Segundo a Petrobras, houve “perda de fluido de perfuração em duas linhas auxiliares” que ligam a sonda ao poço, a cerca de 175 quilômetros da costa do Amapá. A estatal sustenta que o material vazado é biodegradável e “atende aos limites de toxicidade permitidos”, assegurando que “não há dano ao meio ambiente ou às pessoas”. O presidente do Ibama, Rodrigo Agostinho, corroborou a versão ao afirmar que “não há petróleo no vazamento” e que o problema decorreu de uma despressurização de fluido hidráulico, também classificado como biodegradável.
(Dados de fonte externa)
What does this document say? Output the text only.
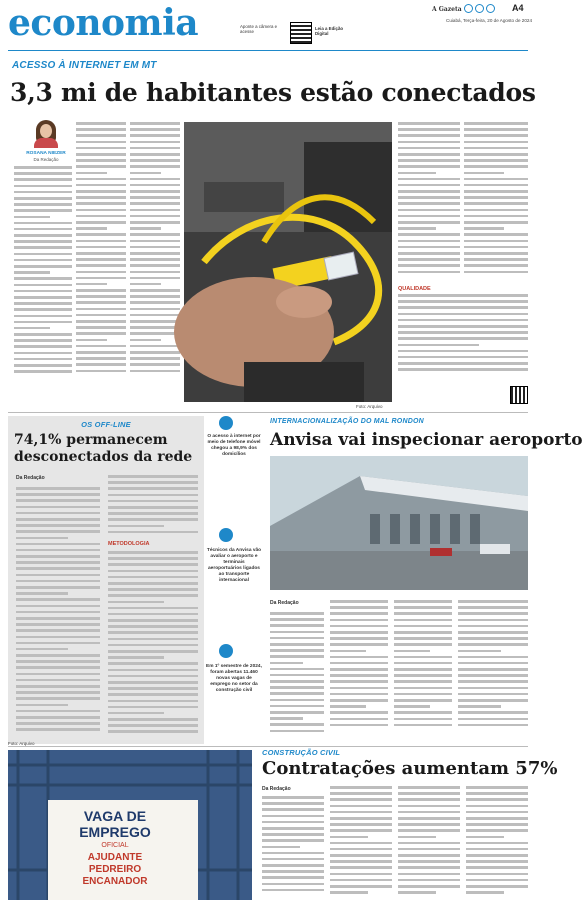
economia	Aponte a câmera e acesse
Leia a Edição Digital
A Gazeta	A4
Cuiabá, Terça-feira, 20 de Agosto de 2024
ACESSO À INTERNET EM MT
3,3 mi de habitantes estão conectados
ROSANA NIEZER
Da Redação
Foto: Arquivo
QUALIDADE
OS OFF-LINE
74,1% permanecem desconectados da rede
Da Redação
METODOLOGIA
O acesso à internet por meio de telefone móvel chegou a 98,9% dos domicílios
Técnicos da Anvisa vão avaliar o aeroporto e terminais aeroportuários ligados ao transporte internacional
Em 1º semestre de 2024, foram abertas 11.460 novas vagas de emprego no setor da construção civil
INTERNACIONALIZAÇÃO DO MAL RONDON
Anvisa vai inspecionar aeroporto
Da Redação
Foto: Arquivo
VAGA DE
EMPREGO
OFICIAL
AJUDANTE
PEDREIRO
ENCANADOR
CONSTRUÇÃO CIVIL
Contratações aumentam 57%
Da Redação
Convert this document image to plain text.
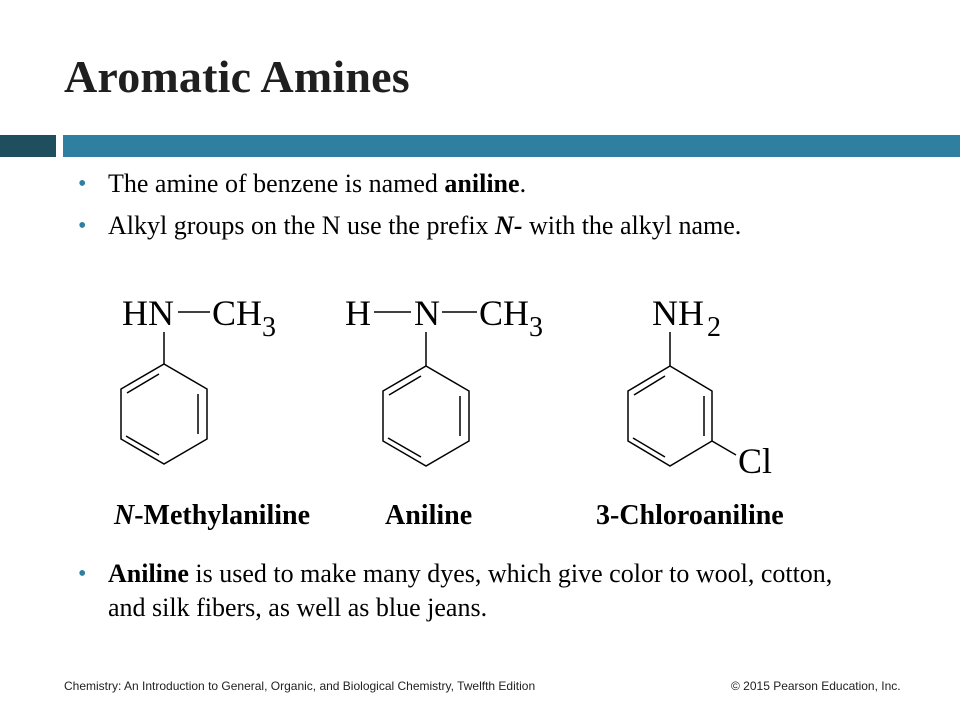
Aromatic Amines
• The amine of benzene is named aniline.
• Alkyl groups on the N use the prefix N- with the alkyl name.
HN CH 3 H N CH 3	NH 2
Cl
N-Methylaniline	Aniline	3-Chloroaniline
• Aniline is used to make many dyes, which give color to wool, cotton, and silk fibers, as well as blue jeans.
Chemistry: An Introduction to General, Organic, and Biological Chemistry, Twelfth Edition	© 2015 Pearson Education, Inc.
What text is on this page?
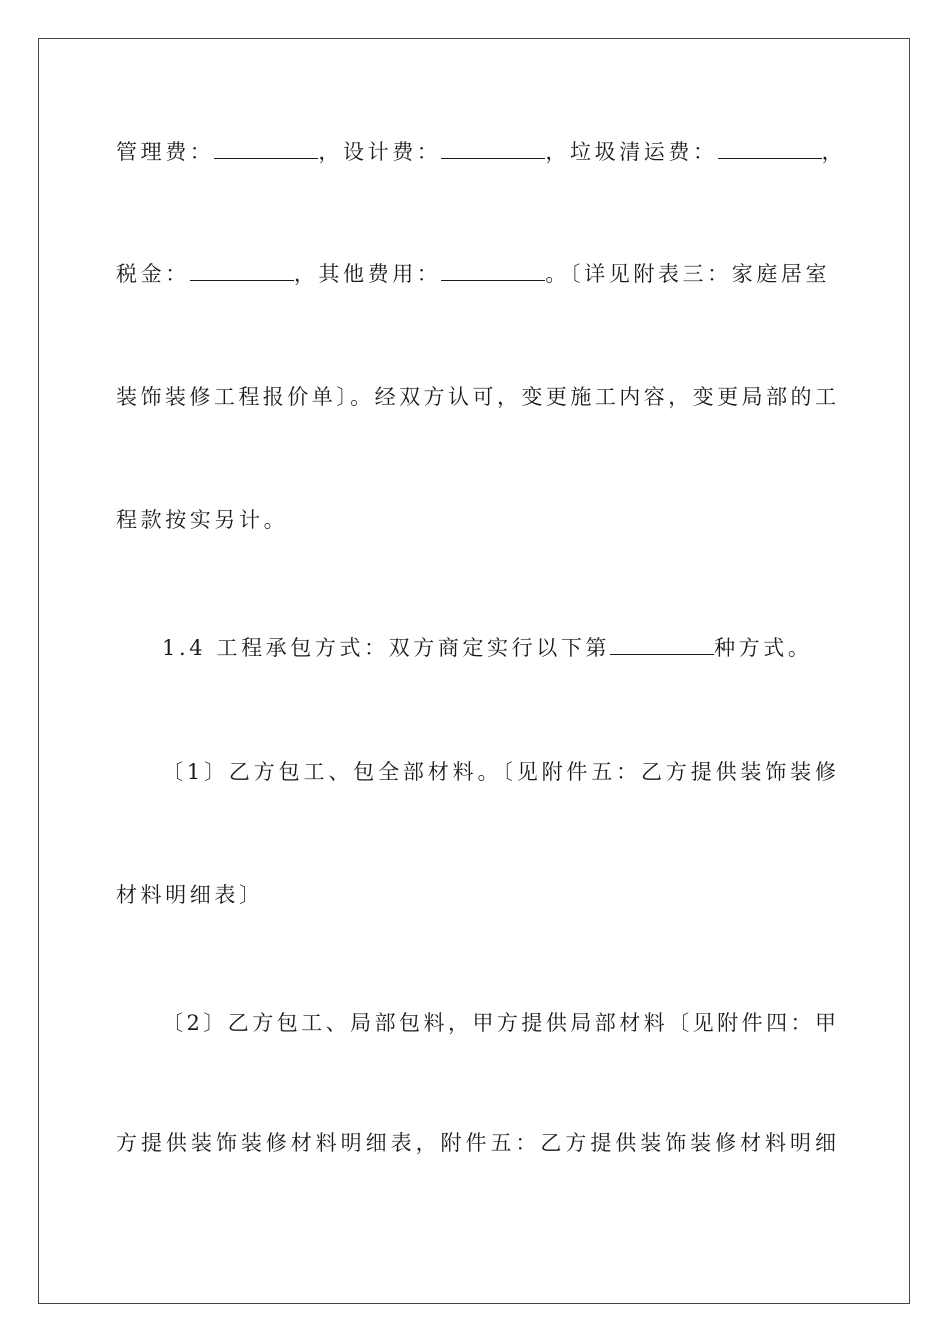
管理费：	，设计费：	，垃圾清运费：	，
税金：	，其他费用：	。〔详见附表三：家庭居室
装饰装修工程报价单〕。经双方认可，变更施工内容，变更局部的工
程款按实另计。
1.4 工程承包方式：双方商定实行以下第	种方式。
〔1〕乙方包工、包全部材料。〔见附件五：乙方提供装饰装修
材料明细表〕
〔2〕乙方包工、局部包料，甲方提供局部材料〔见附件四：甲
方提供装饰装修材料明细表，附件五：乙方提供装饰装修材料明细
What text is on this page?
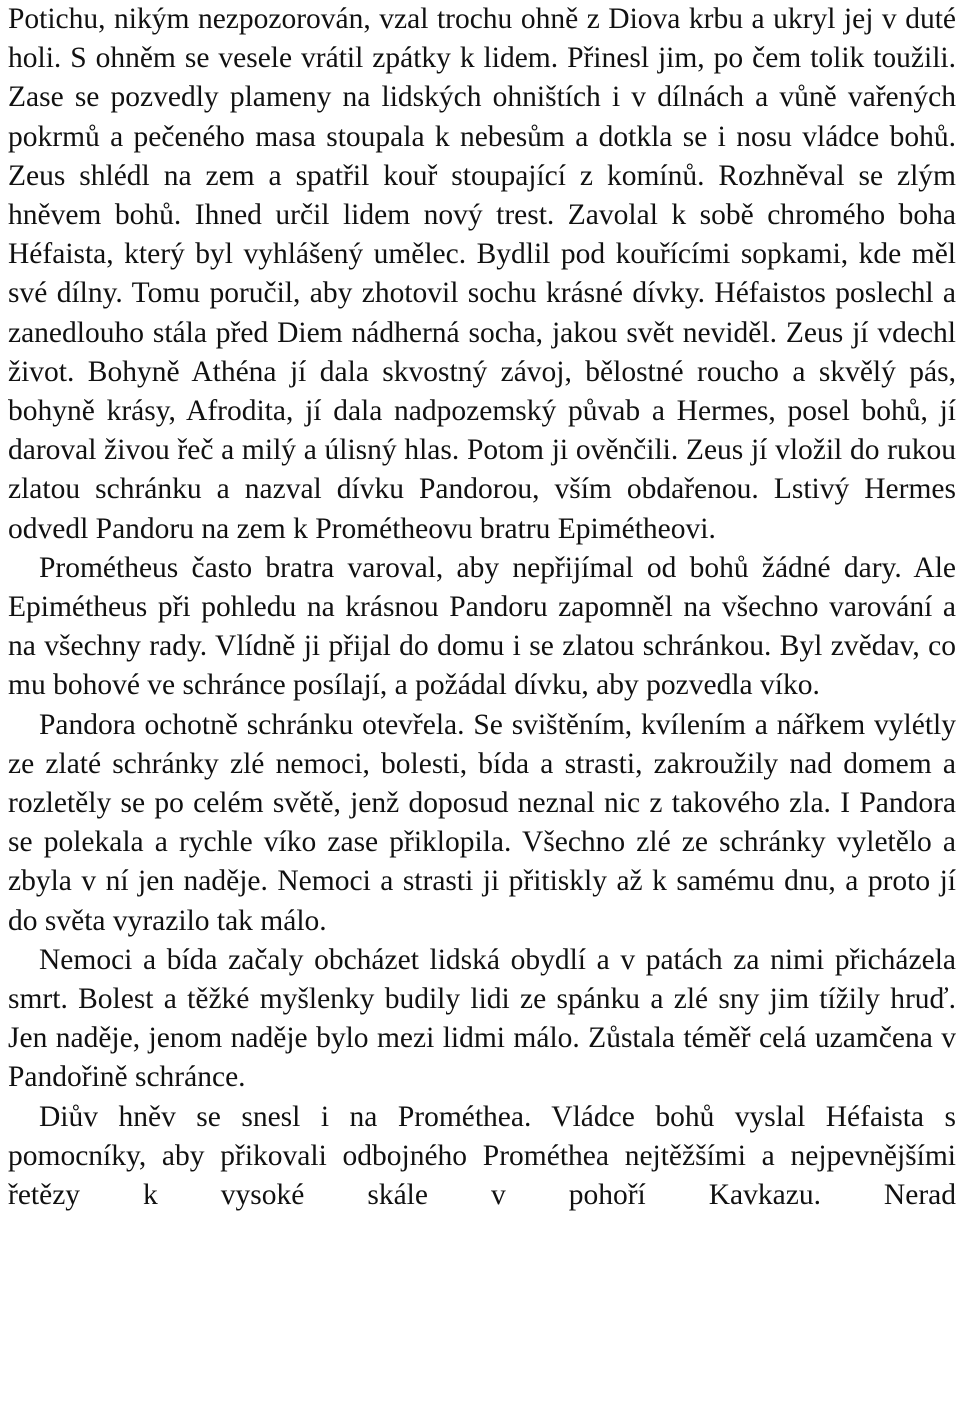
Potichu, nikým nezpozorován, vzal trochu ohně z Diova krbu a ukryl jej v duté holi. S ohněm se vesele vrátil zpátky k lidem. Přinesl jim, po čem tolik toužili. Zase se pozvedly plameny na lidských ohništích i v dílnách a vůně vařených pokrmů a pečeného masa stoupala k nebesům a dotkla se i nosu vládce bohů. Zeus shlédl na zem a spatřil kouř stoupající z komínů. Rozhněval se zlým hněvem bohů. Ihned určil lidem nový trest. Zavolal k sobě chromého boha Héfaista, který byl vyhlášený umělec. Bydlil pod kouřícími sopkami, kde měl své dílny. Tomu poručil, aby zhotovil sochu krásné dívky. Héfaistos poslechl a zanedlouho stála před Diem nádherná socha, jakou svět neviděl. Zeus jí vdechl život. Bohyně Athéna jí dala skvostný závoj, bělostné roucho a skvělý pás, bohyně krásy, Afrodita, jí dala nadpozemský půvab a Hermes, posel bohů, jí daroval živou řeč a milý a úlisný hlas. Potom ji ověnčili. Zeus jí vložil do rukou zlatou schránku a nazval dívku Pandorou, vším obdařenou. Lstivý Hermes odvedl Pandoru na zem k Prométheovu bratru Epimétheovi.

Prométheus často bratra varoval, aby nepřijímal od bohů žádné dary. Ale Epimétheus při pohledu na krásnou Pandoru zapomněl na všechno varování a na všechny rady. Vlídně ji přijal do domu i se zlatou schránkou. Byl zvědav, co mu bohové ve schránce posílají, a požádal dívku, aby pozvedla víko.

Pandora ochotně schránku otevřela. Se svištěním, kvílením a nářkem vylétly ze zlaté schránky zlé nemoci, bolesti, bída a strasti, zakroužily nad domem a rozletěly se po celém světě, jenž doposud neznal nic z takového zla. I Pandora se polekala a rychle víko zase přiklopila. Všechno zlé ze schránky vyletělo a zbyla v ní jen naděje. Nemoci a strasti ji přitiskly až k samému dnu, a proto jí do světa vyrazilo tak málo.

Nemoci a bída začaly obcházet lidská obydlí a v patách za nimi přicházela smrt. Bolest a těžké myšlenky budily lidi ze spánku a zlé sny jim tížily hruď. Jen naděje, jenom naděje bylo mezi lidmi málo. Zůstala téměř celá uzamčena v Pandořině schránce.

Diův hněv se snesl i na Prométhea. Vládce bohů vyslal Héfaista s pomocníky, aby přikovali odbojného Prométhea nejtěžšími a nejpevnějšími řetězy k vysoké skále v pohoří Kavkazu. Nerad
Ainda assim, o próprio Ibama confirmou que houve “descarga do fluido para o mar” e que as causas do incidente seguem em apuração. Para organizações socioambientais, o fato de o primeiro poço exploratório da região já apresentar falhas técnicas expõe a fragilidade do discurso oficial de controle absoluto dos riscos.
“Se antes mesmo de alcançar o petróleo já há vazamento, imaginar um cenário de produção em larga escala é temerário”, alertam pesquisadores ouvidos por entidades como o Observatório do Clima e o Instituto Arayara.
A exploração na Foz do Amazonas sempre foi alvo de forte resistência. Em pareceres técnicos anteriores, o próprio Ibama havia negado a licença à Petrobras, citando a dificuldade de resposta rápida a acidentes em águas profundas, a distância da costa e o risco direto a manguezais, recifes, além de povos indígenas e comunidades ribeirinhas. A autorização concedida em outubro de 2025 só veio após intensa pressão política, inclusive do presidente Lula e do presidente do Senado, Davi Alcolumbre (União-AP).
Para ambientalistas, a insistência do governo contradiz compromissos climáticos assumidos pelo Brasil.
“Não faz sentido o país querer liderar a agenda ambiental global e, ao mesmo tempo, abrir uma nova fronteira petrolífera na Amazônia”, afirma Suely Araújo, ex-presidente do Ibama e coordenadora de políticas públicas do Observatório do Clima.
A entidade defende a estratégia do “petróleo no chão”, argumentando que explorar novas reservas é incompatível com a meta de limitar o aquecimento global a 1,5°C, conforme o Acordo de Paris.
Além do impacto climático, especialistas alertam para danos irreversíveis à biodiversidade marinha. Estudos citados por organizações como o Greenpeace Brasil apontam que correntes marítimas na região poderiam espalhar rapidamente um eventual vazamento de óleo, atingindo não apenas o Amapá, mas também o Pará, a Guiana Francesa e até o Caribe.
“É uma área de altíssima complexidade ambiental, onde um acidente teria consequências transfronteiriças”, destacam os pesquisadores.
Mesmo diante desses alertas, o governo e a Petrobras seguem apostando no potencial econômico da Margem Equatorial, estimado em bilhões de barris de petróleo. Para os críticos, trata-se de uma visão de curto prazo, que sacrifica o meio ambiente e os modos de vida locais em nome de receitas futuras incertas. O vazamento de fluido no poço Morpho, ainda que minimizado pelas autoridades, surge como um sinal claro de que os riscos não são abstratos – e de que insistir nessa rota pode custar caro demais ao país.